Germans have seen their wealth grow rapidly a couple of times over the last century. The blogster remembers a story about a poor German child aged eight or ten rushing into the living room waving a banknote that said 50 million Reichsmark and proclaiming "look, we are rich".
Yes, that was fake wealth, a reminder of hyperinflation that did a number on Germany in the 1920s, and after World War II, the situation was deteriorating quite rapidly, too.
But with an official inflation rate near zero percent, 2016 is so different. The good news just keeps piling on.
The German Institute for Economic Research (DIW Berlin) has released a study showing the wealth of Germans doubles if you factor in future pension/social security entitlements, says this article in Frankfurter Allgemeine (FAZ). Future entitlements.
How did that 100% increase happen?
It has to do with how you define wealth. Which is not clear cut - unless you have nothing at all. In which case we can all agree: your wealth is zero.
Statistics generally defines wealth, or net worth, as the value of property and investments plus cash.
But every now and then, some boneheaded economist comes and says this is not comprehensive, not the full picture, or - ideological trigger - not the truth. The DIW folks must have felt the same and set out to calculate how much richer Germans get if you factor future pension/social security benefits into the wealth equations.
The results are wonderful. Average wealth goes up from 85,348 Euros to 176,789 Euros. The median shows an increase otherwise seen only in Ponzi schemes before collapse from 18,000 Euros to 107,392 Euros.
Now, you could pause and ask: the median net worth of Germans is only 18,000 Euros? And that's the fourth largest economy in the world?
Luckily, neither the authors of the study nor the newspaper ask this question.
The problem with including future pension/social security income into the net worth calculation is simple: you die, it is gone. Poof. Real wealth, barring hyperinflation, nuclear war and the
presidency of <insert name of your most vilified candidate here>,
continues to exist.
The other stuff, barring hyperinflation, nuclear war and the
presidency of <insert name of your most vilified candidate here>,
continues to exist.
The flimsy justification for including pension/social security benefits in the net worth is that "you can see contributions as a kind of savings".
This argument is advanced by the same economists who point out that social security is not a savings system but one in which current contributions pay for the benefits of current retirees. While some countries make an effort to have a certain amount of reserves for pay out over the next decade or two, others - like Germany - boast privileged groups that contribute zero to their future pension.
Based on the "a kind of savings" argument, why not call everyone who plays the lotto a millionaire? I know, the TV ads already do, but that's not my point.

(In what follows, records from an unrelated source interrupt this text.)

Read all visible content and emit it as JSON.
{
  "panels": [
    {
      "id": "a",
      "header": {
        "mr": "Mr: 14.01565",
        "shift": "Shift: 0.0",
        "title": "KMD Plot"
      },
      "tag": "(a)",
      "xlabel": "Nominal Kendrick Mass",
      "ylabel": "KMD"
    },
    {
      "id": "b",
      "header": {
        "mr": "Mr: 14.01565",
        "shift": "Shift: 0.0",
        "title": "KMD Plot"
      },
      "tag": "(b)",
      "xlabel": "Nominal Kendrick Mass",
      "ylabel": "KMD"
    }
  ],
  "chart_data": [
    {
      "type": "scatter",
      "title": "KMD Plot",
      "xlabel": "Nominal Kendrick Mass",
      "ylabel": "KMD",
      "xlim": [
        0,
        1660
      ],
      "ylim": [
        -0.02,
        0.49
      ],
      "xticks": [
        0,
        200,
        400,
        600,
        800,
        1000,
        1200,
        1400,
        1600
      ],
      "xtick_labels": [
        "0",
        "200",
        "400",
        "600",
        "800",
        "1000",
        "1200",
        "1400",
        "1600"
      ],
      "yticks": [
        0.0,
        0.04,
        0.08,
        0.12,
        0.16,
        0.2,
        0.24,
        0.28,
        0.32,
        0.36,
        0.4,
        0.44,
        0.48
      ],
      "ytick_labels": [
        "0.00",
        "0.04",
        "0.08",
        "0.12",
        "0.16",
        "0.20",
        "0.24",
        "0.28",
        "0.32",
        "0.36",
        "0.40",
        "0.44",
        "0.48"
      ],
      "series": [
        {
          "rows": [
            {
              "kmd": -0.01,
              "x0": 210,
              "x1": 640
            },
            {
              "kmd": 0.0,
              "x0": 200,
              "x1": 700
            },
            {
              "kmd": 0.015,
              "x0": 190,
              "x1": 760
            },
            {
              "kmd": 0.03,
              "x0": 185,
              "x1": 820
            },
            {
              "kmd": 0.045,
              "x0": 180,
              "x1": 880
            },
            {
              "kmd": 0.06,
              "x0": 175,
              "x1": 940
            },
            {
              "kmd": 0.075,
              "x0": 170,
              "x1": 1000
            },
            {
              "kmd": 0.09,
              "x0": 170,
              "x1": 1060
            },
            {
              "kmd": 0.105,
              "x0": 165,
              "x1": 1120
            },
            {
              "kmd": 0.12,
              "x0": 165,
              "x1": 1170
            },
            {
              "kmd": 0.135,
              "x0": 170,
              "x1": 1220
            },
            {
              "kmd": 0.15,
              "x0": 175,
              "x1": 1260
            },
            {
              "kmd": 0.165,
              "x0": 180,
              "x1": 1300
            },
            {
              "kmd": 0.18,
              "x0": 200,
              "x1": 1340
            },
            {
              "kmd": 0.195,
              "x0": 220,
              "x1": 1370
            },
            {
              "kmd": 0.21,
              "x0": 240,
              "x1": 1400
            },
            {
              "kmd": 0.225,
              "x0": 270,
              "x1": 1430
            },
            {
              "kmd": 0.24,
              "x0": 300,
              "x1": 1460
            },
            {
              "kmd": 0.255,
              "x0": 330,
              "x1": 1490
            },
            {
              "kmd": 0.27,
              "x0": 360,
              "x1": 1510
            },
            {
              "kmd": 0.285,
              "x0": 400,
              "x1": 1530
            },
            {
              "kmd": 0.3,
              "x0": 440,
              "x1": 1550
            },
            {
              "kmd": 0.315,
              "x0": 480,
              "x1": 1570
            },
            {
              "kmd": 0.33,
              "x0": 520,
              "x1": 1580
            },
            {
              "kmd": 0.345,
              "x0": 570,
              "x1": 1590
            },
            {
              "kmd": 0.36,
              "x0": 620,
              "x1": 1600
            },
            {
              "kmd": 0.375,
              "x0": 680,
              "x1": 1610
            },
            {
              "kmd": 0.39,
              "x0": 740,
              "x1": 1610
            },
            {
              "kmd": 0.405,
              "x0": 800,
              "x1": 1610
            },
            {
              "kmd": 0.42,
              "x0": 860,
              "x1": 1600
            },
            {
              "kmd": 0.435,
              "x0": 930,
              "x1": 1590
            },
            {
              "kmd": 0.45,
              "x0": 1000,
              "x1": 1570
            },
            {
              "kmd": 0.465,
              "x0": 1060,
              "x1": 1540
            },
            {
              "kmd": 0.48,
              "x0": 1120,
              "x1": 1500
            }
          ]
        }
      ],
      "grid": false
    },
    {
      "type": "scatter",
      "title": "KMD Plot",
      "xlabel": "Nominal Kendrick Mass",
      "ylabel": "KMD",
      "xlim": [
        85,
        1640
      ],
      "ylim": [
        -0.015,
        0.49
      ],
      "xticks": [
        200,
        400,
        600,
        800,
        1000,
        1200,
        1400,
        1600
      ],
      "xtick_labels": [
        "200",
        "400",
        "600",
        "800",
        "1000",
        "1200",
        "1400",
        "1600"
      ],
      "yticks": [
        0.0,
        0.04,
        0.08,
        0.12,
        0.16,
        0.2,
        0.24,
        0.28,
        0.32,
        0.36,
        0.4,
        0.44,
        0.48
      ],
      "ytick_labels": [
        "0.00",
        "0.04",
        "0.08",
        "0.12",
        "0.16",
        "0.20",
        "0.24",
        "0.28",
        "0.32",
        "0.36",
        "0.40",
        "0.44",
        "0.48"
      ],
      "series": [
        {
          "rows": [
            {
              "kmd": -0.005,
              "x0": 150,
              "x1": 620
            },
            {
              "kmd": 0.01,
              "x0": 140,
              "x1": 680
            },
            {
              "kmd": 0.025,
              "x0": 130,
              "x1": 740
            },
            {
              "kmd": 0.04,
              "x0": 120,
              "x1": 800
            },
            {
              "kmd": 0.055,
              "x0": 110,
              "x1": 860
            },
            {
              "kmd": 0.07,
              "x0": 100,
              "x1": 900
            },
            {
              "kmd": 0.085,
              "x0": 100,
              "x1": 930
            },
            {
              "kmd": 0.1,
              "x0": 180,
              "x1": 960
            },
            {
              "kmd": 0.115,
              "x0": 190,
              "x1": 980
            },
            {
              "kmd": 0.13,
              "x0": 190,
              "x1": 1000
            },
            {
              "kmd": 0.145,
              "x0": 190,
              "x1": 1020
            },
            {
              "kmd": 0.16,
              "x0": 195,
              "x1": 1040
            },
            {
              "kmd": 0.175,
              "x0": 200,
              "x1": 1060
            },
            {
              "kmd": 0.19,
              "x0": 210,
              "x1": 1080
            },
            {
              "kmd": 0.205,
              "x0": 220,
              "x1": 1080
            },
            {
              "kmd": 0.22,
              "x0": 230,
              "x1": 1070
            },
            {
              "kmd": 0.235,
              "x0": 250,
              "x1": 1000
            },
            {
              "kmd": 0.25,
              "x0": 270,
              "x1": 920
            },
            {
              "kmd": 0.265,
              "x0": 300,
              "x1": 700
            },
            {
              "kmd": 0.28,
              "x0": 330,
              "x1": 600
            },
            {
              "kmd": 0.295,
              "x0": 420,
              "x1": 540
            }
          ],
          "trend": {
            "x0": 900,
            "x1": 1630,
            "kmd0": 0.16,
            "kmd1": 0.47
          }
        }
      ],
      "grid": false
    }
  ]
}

The odds for the jackpot are a little bit higher than surviving to 67, but for three correct numbers, they are not all that different. At least for black Americans.
The advantage of adding future pension/social security income to your current net worth is that the inequality coefficient, the Gini coefficient drops nicely from awfully bad 0.79 to plain awful 0.59.
A couple of years ago, another economist used the same funky maths to prove once and for all that German recipients of basic means tested social benefits were not poor at all. That guy said that a recipient would receive some 200 000 Euros of benefits over a period of 20 years.
How could you dare to call this person poor?
To which the blogster replied: in reality, basic means tested benefits are a subsidy for businesses and the public sector because all the money paid to the benefit recipient is spent within the following month.
If you disagree with this view, we refer you to the standards applied in defining "financing terrorism" or money laundering, where the first hop retains none or very little of the money, and the law considers the second hop the real beneficiary.
Sorry for the digression.
Be it as it may, adding potential future pension/social security benefits to your net worth is unacceptable.
If you own the median 18.000 Euros and die before pension kicks in, you are still worth only 18.000 Euros.
[Update] Clarified "future" entitlements, i.e. not current social security or retirement income. Added text "The flimsy justification..." to "for black Americans".